Quote:
Originally Posted by freelancemomma
My problem is that I'm practically always at a 4, slight hunger, and it takes A LOT of food to make me feel full (2,000 cals or more at one sitting), so I just about never reach that feeling.
I'm the girl who ate an entire box of chocolates (perhaps 2,000 cals) at age 4 without any ill effects. When I went through a brief bulimic phase in my early 20s (coinciding with a very bad relationship), I binged on 4,000 cals at a time. Even now, after eating moderately for 2.5 years, I'm able to eat off the charts at an all-you-can-eat Japanese restaurant.
Given my enormous capacity for overeating without discomfort, I have to make a choice between experiencing that pleasant full feeling and experiencing a healthy weight. Can't have both.
F.
Wish there was something I could say to help, this is tragic. Might it be worth getting to the bottom of? Have you ever tried to cultivate your hunger satiety levels? It has been a process for me and I still feel like I'm at the early stages of gauging my hunger and fullness but I remember at the beginning it felt more than impossible! I had no idea whatsoever what hunger felt like. I knew what it felt like to want to eat, which I felt most of the time, and I knew what it felt like to be so full that I was really physically sick but the in between was very confusing.
I was eating for many reasons.
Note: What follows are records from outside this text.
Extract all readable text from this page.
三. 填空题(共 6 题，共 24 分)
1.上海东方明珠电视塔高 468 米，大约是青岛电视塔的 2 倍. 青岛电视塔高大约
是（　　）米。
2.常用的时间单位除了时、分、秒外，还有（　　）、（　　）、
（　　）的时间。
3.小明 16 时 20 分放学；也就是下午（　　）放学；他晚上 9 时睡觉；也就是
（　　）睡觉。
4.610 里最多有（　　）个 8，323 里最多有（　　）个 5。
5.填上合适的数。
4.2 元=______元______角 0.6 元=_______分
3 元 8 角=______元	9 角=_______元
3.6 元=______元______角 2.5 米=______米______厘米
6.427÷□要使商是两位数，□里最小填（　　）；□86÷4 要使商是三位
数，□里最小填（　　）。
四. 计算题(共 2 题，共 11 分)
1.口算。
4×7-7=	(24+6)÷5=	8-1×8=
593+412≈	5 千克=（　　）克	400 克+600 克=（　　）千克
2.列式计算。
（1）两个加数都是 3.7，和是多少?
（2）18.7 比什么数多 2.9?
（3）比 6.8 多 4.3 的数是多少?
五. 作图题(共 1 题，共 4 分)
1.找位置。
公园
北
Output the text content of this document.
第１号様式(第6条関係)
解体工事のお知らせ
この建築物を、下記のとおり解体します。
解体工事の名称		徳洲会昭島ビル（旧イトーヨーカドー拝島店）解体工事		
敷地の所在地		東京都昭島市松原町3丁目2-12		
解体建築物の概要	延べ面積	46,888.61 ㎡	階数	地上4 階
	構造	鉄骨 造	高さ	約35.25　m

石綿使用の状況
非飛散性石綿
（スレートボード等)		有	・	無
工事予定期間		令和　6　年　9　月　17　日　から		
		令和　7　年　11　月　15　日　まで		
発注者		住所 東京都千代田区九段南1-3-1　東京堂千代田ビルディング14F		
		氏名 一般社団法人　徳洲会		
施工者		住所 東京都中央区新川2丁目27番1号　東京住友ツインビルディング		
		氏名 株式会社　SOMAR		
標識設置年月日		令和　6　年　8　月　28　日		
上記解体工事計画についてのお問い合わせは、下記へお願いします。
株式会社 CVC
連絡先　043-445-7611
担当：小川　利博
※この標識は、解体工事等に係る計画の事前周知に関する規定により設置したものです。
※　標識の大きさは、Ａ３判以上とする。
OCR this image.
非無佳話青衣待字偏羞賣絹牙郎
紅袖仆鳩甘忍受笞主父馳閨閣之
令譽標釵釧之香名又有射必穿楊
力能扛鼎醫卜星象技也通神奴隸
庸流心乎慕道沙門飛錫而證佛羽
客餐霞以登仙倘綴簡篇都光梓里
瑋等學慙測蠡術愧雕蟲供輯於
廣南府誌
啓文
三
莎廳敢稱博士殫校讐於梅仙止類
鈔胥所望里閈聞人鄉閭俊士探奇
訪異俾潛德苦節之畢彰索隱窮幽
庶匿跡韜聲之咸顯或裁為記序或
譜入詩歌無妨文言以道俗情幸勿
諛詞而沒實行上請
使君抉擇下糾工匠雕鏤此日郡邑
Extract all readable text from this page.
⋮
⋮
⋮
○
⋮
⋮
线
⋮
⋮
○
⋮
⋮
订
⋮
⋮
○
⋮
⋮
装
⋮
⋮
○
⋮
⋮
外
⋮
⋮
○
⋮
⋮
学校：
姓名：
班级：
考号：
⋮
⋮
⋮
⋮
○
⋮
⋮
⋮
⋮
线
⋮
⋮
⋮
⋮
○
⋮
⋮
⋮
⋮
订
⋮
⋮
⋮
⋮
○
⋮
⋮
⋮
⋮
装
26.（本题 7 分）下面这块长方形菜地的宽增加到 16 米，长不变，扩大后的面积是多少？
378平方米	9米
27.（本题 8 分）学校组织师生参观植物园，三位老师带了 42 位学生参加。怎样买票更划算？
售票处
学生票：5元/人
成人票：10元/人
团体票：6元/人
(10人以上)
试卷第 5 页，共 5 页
Like it was dinner time, or everybody else was eating, or we were out at a restaurant, or someone offered me something. All those times I took my cues from my surroundings rather than my own internal cues. But that wasn't even the problem, my real problem has been eating for emotional reasons, I was eating my feelings. I spent a very long time rejecting this idea, a very very long time! Probably because I did not understand how this could be, but now I understand how an uncomfortable feeling gets processed in my brain as HUNGER and what I can do to stop it. Before I really understood this process I thought it couldn't be true, I honestly thought that food itself was causing me to overeat. Granted, food has a chemical effect on our bodies, but it's unexplainable to me that a little bit of sugar or a piece of bread can drive someone into the despair of binges. That doesn't add up to me, binges are NOT food driven.
But freelancemomma, I'm willing to bet that there is hope for your hunger/fullness signals to become more prominent. It's worrisome that you can never feel physically ill from food, are you sure that is truly the case?